O segundo tempo prometia, afinal, poderíamos enfim acompanhar de perto as ações ofensivas daquele Atlético deveras envolvente. E de preferência que as jogadas acontecessem pelo alto, pelo menos um metro acima do nível do gramado, para que a bola vencesse a barreira das placas e entrasse em nosso restrito campo de visão. E não é que... Aos quatro minutos, com as equipes ainda se acomodando no campo, Paulo Rink foi à linha de fundo e cruzou pelo alto para Leomar. Nós fomos juntos, vidrados na bola. Ela viajou até o centro da área e encontrou a cabeça do meio-campo que mandou um chulápe certeiro, fazendo 3 a 0 para o Atlético. E o que é melhor, nós vimos a rede balançar, assim como toda a confecção da jogada! Com quatro meses de antecedência foi dado o grito de carnaval em Curitiba. Freneticamente, quando não enganchavam nos alambrados, as bandeiras Rubro-Negras coloriam o azul imaculado do céu de uma tarde calorenta. Num bloco só, todos cantavam e pulavam celebrando só o que o Atlético é capaz.

A partir do terceiro gol, o jogo tornou-se praticamente um coadjuvante da festa da torcida atleticana.
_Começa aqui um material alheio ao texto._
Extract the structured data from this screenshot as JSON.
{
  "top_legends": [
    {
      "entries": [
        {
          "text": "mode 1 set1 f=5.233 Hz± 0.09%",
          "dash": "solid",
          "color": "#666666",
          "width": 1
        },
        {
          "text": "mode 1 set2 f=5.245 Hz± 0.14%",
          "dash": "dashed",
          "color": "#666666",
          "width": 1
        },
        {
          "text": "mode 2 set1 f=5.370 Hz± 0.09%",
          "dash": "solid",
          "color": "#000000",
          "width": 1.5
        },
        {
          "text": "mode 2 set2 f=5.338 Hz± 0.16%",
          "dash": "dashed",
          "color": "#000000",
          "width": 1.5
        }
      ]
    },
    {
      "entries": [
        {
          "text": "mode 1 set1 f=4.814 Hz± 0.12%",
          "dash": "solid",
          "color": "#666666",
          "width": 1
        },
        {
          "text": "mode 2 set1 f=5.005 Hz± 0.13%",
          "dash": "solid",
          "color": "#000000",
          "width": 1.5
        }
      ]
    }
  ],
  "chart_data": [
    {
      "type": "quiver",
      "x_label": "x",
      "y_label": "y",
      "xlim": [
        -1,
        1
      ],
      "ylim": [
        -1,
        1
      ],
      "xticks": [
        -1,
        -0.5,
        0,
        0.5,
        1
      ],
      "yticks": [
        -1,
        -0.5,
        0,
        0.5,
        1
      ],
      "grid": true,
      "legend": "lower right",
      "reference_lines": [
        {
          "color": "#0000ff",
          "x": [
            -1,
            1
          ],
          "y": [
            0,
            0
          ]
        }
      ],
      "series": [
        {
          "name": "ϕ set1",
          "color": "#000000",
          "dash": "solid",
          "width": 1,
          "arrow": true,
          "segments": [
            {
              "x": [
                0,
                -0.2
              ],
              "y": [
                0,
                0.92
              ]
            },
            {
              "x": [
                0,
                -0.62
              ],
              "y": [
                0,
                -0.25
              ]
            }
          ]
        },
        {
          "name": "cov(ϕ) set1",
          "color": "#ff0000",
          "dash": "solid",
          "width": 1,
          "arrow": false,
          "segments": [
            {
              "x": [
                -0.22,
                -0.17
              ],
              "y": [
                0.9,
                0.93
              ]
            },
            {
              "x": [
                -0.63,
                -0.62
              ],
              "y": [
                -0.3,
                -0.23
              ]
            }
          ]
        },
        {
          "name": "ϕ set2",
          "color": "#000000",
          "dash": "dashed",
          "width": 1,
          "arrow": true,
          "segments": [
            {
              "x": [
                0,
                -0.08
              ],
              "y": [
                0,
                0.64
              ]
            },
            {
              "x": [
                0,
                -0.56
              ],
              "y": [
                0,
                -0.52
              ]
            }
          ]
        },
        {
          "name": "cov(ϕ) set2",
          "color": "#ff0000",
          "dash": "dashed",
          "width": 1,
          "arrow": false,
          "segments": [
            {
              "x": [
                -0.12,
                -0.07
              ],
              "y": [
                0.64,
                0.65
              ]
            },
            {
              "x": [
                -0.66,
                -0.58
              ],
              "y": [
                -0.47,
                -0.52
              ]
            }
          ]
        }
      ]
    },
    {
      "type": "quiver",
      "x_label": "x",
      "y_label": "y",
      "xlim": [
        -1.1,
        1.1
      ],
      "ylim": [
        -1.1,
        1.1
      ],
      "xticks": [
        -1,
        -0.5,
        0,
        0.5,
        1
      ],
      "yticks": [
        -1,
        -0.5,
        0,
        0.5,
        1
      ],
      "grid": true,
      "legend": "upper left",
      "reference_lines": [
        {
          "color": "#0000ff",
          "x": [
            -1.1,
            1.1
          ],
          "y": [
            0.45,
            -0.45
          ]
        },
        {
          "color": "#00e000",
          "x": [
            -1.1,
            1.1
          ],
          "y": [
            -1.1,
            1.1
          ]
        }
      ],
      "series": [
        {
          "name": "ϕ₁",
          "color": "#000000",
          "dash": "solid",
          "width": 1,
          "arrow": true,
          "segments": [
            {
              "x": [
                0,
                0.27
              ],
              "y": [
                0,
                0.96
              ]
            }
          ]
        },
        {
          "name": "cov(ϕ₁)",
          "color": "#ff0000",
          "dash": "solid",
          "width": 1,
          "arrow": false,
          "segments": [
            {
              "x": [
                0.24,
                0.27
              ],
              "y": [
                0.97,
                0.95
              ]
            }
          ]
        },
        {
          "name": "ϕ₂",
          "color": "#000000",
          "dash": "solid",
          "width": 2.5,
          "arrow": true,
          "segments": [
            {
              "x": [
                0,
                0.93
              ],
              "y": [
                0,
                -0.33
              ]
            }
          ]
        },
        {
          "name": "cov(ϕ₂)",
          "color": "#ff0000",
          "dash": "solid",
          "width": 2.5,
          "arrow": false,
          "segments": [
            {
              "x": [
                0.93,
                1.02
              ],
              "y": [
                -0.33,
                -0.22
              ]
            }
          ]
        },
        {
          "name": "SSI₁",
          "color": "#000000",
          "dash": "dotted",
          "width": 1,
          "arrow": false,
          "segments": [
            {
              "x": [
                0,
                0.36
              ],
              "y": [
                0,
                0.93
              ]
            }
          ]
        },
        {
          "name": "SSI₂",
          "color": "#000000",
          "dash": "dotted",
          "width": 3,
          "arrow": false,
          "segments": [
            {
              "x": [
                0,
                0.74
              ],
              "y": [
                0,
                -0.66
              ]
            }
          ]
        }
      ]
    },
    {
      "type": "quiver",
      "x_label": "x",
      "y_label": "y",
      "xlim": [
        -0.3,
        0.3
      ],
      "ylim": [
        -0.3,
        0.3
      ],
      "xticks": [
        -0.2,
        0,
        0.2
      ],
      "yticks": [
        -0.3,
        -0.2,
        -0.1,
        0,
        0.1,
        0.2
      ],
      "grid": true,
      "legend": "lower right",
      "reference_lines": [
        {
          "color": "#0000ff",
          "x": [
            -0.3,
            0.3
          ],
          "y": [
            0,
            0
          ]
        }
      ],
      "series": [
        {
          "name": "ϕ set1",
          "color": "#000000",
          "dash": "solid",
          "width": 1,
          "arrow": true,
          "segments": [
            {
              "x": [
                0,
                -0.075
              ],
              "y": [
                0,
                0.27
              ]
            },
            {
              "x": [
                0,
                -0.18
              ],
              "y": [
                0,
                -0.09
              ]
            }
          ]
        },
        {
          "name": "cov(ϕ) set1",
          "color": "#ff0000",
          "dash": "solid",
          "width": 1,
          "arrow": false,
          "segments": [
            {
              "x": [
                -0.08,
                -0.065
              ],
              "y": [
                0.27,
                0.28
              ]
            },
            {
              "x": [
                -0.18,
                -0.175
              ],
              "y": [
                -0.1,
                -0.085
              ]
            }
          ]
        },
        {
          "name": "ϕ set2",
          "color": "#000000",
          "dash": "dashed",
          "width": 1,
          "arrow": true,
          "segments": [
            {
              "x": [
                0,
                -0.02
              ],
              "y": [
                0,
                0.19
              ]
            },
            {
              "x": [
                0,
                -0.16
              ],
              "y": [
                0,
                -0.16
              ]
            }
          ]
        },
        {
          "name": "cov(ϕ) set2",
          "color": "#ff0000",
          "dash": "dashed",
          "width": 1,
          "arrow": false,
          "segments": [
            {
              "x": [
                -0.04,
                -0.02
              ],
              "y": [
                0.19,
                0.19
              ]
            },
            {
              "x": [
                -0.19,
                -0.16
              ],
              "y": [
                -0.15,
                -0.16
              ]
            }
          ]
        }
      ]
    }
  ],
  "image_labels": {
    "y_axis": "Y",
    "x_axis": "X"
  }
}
O Paraná Clube entregue, suplicando o fim do combate, e o Atlético administrando espertamente o marcador. Nessa toada a partida transcorreu até os 26 minutos, quando o árbitro parou o jogo para que a goleada fosse confirmada pelo Rubro-Negro. Pênalti marcado. João Carlos Cavalo seria o encarregado de fechar o caixão. Correu decidido, bateu firme, fez 4 a 0 e partiu em desabalada carreira para comemorar com a galera. Pendurados nos alambrados, torcedores e atletas se abraçavam em absoluta comunhão de sentidos. Não seria estranho se os jogadores pulassem os alambrados para se juntarem à massa, deixando os minutos finais para uma burocrática disputa após a quarta-feira de cinzas. Lamentavelmente, não foi o que aconteceu. Era preciso jogar os 20 minutos restantes, e volta e meia eles foram regidos aos gritos de olé.
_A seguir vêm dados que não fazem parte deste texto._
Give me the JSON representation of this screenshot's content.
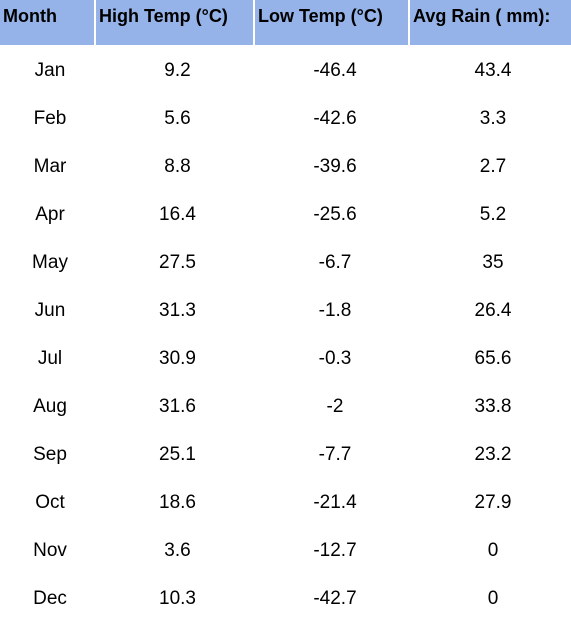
{
  "table": {
    "headers": [
      "Month",
      "High Temp (°C)",
      "Low Temp (°C)",
      "Avg Rain ( mm):"
    ],
    "rows": [
      [
        "Jan",
        "9.2",
        "-46.4",
        "43.4"
      ],
      [
        "Feb",
        "5.6",
        "-42.6",
        "3.3"
      ],
      [
        "Mar",
        "8.8",
        "-39.6",
        "2.7"
      ],
      [
        "Apr",
        "16.4",
        "-25.6",
        "5.2"
      ],
      [
        "May",
        "27.5",
        "-6.7",
        "35"
      ],
      [
        "Jun",
        "31.3",
        "-1.8",
        "26.4"
      ],
      [
        "Jul",
        "30.9",
        "-0.3",
        "65.6"
      ],
      [
        "Aug",
        "31.6",
        "-2",
        "33.8"
      ],
      [
        "Sep",
        "25.1",
        "-7.7",
        "23.2"
      ],
      [
        "Oct",
        "18.6",
        "-21.4",
        "27.9"
      ],
      [
        "Nov",
        "3.6",
        "-12.7",
        "0"
      ],
      [
        "Dec",
        "10.3",
        "-42.7",
        "0"
      ]
    ]
  },
  "colors": {
    "header_background": "#95b3e8",
    "body_background": "#ffffff",
    "text": "#000000"
  }
}
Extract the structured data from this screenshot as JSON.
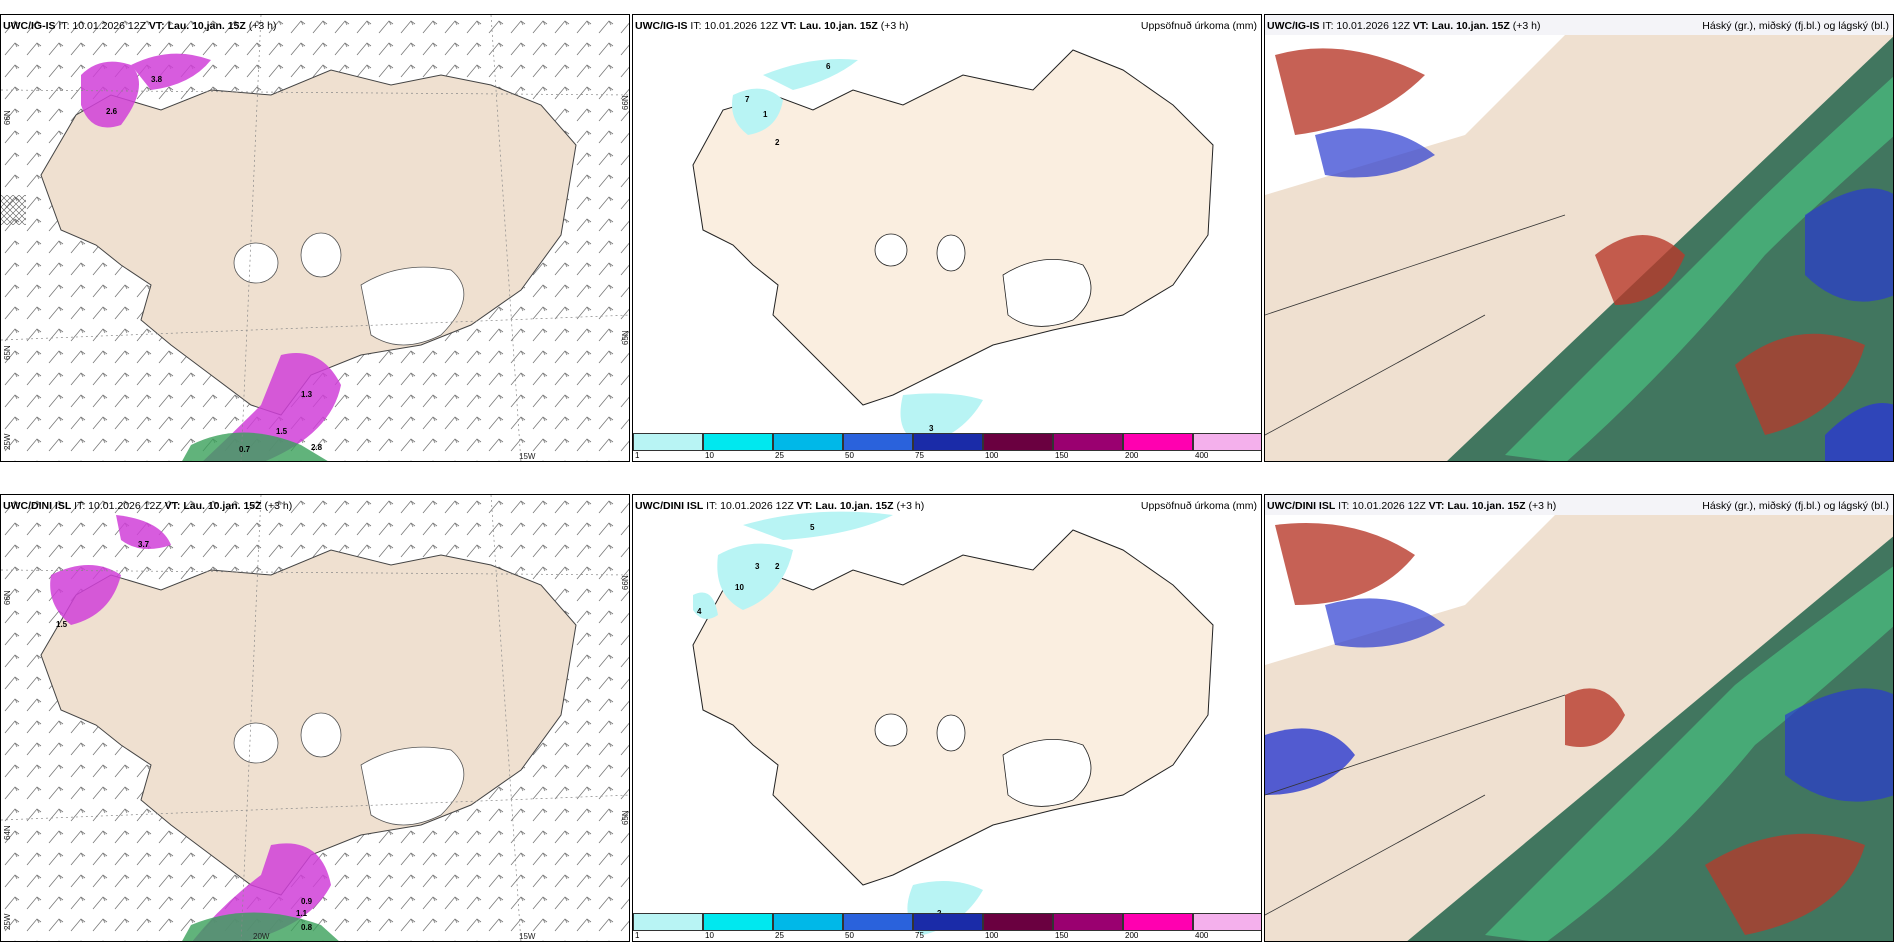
{
  "panels": {
    "p1": {
      "model": "UWC/IG-IS",
      "init": "IT: 10.01.2026 12Z",
      "valid": "VT: Lau. 10.jan. 15Z",
      "lead": "(+3 h)",
      "right": ""
    },
    "p2": {
      "model": "UWC/IG-IS",
      "init": "IT: 10.01.2026 12Z",
      "valid": "VT: Lau. 10.jan. 15Z",
      "lead": "(+3 h)",
      "right": "Uppsöfnuð úrkoma (mm)"
    },
    "p3": {
      "model": "UWC/IG-IS",
      "init": "IT: 10.01.2026 12Z",
      "valid": "VT: Lau. 10.jan. 15Z",
      "lead": "(+3 h)",
      "right": "Háský (gr.), miðský (fj.bl.) og lágský (bl.)"
    },
    "p4": {
      "model": "UWC/DINI ISL",
      "init": "IT: 10.01.2026 12Z",
      "valid": "VT: Lau. 10.jan. 15Z",
      "lead": "(+3 h)",
      "right": ""
    },
    "p5": {
      "model": "UWC/DINI ISL",
      "init": "IT: 10.01.2026 12Z",
      "valid": "VT: Lau. 10.jan. 15Z",
      "lead": "(+3 h)",
      "right": "Uppsöfnuð úrkoma (mm)"
    },
    "p6": {
      "model": "UWC/DINI ISL",
      "init": "IT: 10.01.2026 12Z",
      "valid": "VT: Lau. 10.jan. 15Z",
      "lead": "(+3 h)",
      "right": "Háský (gr.), miðský (fj.bl.) og lágský (bl.)"
    }
  },
  "grid_labels": {
    "lat65": "65N",
    "lat64": "64N",
    "lat66": "66N",
    "lon25": "25W",
    "lon20": "20W",
    "lon15": "15W"
  },
  "colorbar": {
    "colors": [
      "#b8f4f4",
      "#00e8ef",
      "#00b8e8",
      "#2a62dc",
      "#1a2ba8",
      "#6a0040",
      "#9a0070",
      "#ff00b0",
      "#f4b0ec"
    ],
    "ticks": [
      "1",
      "10",
      "25",
      "50",
      "75",
      "100",
      "150",
      "200",
      "400"
    ]
  },
  "precip_labels_top": [
    "6",
    "1",
    "7",
    "2",
    "3"
  ],
  "precip_labels_bottom": [
    "5",
    "3",
    "2",
    "10",
    "4",
    "2"
  ],
  "wind_labels_top": [
    "3.8",
    "2.6",
    "1.5",
    "0.7",
    "2.8",
    "1.3"
  ],
  "wind_labels_bottom": [
    "3.7",
    "1.5",
    "0.9",
    "1.1",
    "0.8"
  ],
  "colors": {
    "land": "#efe0d0",
    "sea": "#ffffff",
    "precip_pink": "#d040d8",
    "green": "#3aa05a",
    "cloud_dark": "#2e6a52",
    "cloud_red": "#b83a2a",
    "cloud_blue": "#2a3ad0"
  }
}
Finalizado o jogo, o surpreendente 4 a 0 no placar, e tudo o que aconteceu naquela tarde qualquer de 1993, deixavam muito claro o porquê da paixão que o Atlético exerce sobre sua torcida. E os efeitos provocados por essa relação explosiva. Um time fraquíssimo se transformou no melhor esquadrão do universo, e uma situação caótica na Vila Capanema terminou num verdadeiro paraíso na Terra.